BROOKLYN CENTER, Minn. – Daunte Wright's family members joined with community leaders Thursday in calling for more serious charges against the white former police officer who fatally shot him, comparing her case to the murder charge brought against a Black officer who killed a white woman in nearby Minneapolis.
Former Brooklyn Center police Officer Kim Potter was charged with second-degree manslaughter in Sunday's shooting of Wright, a 20-year-old Black man, during a traffic stop. The former police chief in Brooklyn Center, a majority nonwhite suburb, said Potter mistakenly fired her handgun when she meant to use her Taser. Both the chief and Potter resigned Tuesday.
Potter — who was released on $100,000 bond hours after her arrest Wednesday — appeared alongside her attorney, Earl Gray, at her initial appearance Thursday over Zoom, saying little. Gray kept his camera on himself for most of the hearing, swiveling it to show Potter only briefly.
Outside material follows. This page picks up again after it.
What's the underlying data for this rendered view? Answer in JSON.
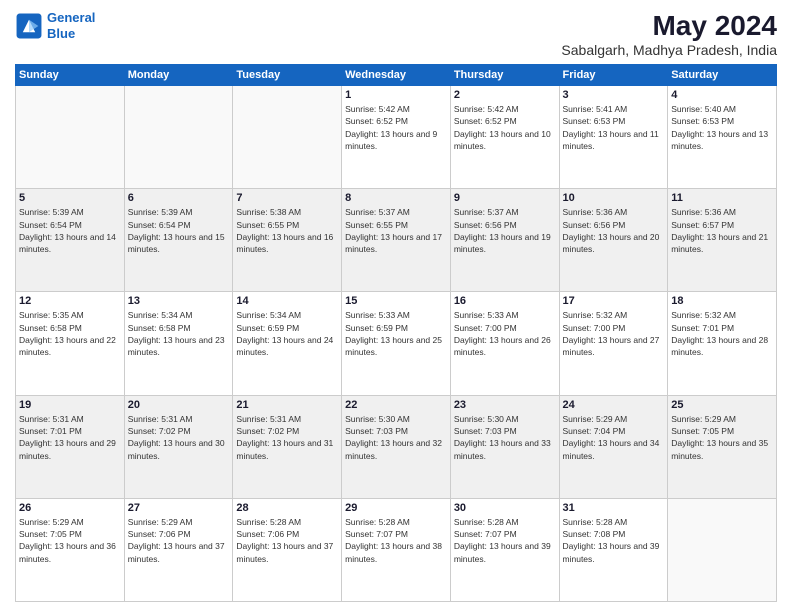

Her next court appearance was set for May 17.
Wright's death has been followed by protests every night this week outside the city's police station, with some demonstrators hurling objects at officers who have responded at times with gas and rubber bullets before clearing the scene with a riot line. Hundreds of protesters gathered again Thursday night, shouting obscenities at police and shaking the security fence, hours after police in Chicago released graphic body camera video of an officer fatally shooting 13-year-old Adam Toledo in March.
“It is happening in every single city, every single day across the country," Jaylani Hussein, executive director of the Minnesota chapter of the Council on American-Islamic Relations, told protesters earlier in the evening, before leading them in a chant of “Say his name! Adam Toledo!""
Protesters also tied air fresheners to the fencing at the police station, a nod to Wright’s mother saying that her son told her he had been pulled over for an air freshener dangling from his mirror. Police say Wright was stopped for expired registration.
Brooklyn City officials also announced a 10 p.m.-6 a.m. curfew for the small, working-class city just outside Minneapolis — but made the announcement only 90 minutes before it was set to go into affect.
Wright's family members, like the protesters, say there’s no excuse for the shooting.